You might have to adjust the values depending on the dataset you are using. Check out the Accessing raster and vector layer statistics section later in this chapter to learn how to find the minimum and maximum values in your raster.

Cells that meet both criteria of high elevation and evenness will be assigned a value of 1 in the resulting raster, while cells that fail to meet even one criterion will be set to 0. The only bigger areas with a value of 1 are found in the southern part of the raster layer. You can see a section of the resulting raster (displayed in black over the relief layer) to the right-hand side of the following screenshot:

Using the raster calculator

Another typical use case is reclassifying a raster.

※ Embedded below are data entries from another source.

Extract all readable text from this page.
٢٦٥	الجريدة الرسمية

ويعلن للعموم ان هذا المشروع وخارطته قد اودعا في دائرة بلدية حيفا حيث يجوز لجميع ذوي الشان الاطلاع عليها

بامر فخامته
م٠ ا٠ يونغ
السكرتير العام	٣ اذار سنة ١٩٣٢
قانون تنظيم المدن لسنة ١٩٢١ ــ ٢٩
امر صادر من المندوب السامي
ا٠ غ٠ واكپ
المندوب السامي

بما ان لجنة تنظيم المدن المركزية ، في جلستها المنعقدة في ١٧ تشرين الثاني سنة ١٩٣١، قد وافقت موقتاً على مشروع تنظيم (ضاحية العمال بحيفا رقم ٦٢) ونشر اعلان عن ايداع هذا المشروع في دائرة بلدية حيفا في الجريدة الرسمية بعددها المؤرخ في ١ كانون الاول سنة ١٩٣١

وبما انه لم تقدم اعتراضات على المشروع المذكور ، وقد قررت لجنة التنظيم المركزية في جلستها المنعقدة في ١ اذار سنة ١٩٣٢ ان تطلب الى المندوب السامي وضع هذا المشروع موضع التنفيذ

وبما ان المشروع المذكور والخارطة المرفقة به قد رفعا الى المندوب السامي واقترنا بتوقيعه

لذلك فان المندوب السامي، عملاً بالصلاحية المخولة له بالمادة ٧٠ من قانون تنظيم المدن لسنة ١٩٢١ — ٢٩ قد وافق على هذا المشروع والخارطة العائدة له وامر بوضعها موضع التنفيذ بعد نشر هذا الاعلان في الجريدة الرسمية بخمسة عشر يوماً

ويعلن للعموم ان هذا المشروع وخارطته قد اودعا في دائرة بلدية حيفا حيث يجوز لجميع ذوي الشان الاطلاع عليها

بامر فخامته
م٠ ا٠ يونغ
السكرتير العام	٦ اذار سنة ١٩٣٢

For example, we might want to reclassify the landcover.img raster in our sample data so that all areas with a landcover class from 1 to 5 get the value 100, areas from 6 to 10 get 101, and areas over 11 get a new value of 102. We will use the following code for this:

("landcover@1" > 0 AND "landcover@1" <= 6 ) * 100
+ ("landcover@1" >= 7 AND "landcover@1" <= 10 ) * 101
+ ("landcover@1" >= 11 ) * 102

The preceding raster calculator expression has three parts, each consisting of a check and a multiplication. For each cell, only one of the three checks can be true, and true is represented as 1. Therefore, if a landcover cell has a value of 4, the first check will be true and the expression will evaluate to 1*100 + 0*101 + 0*102 = 100.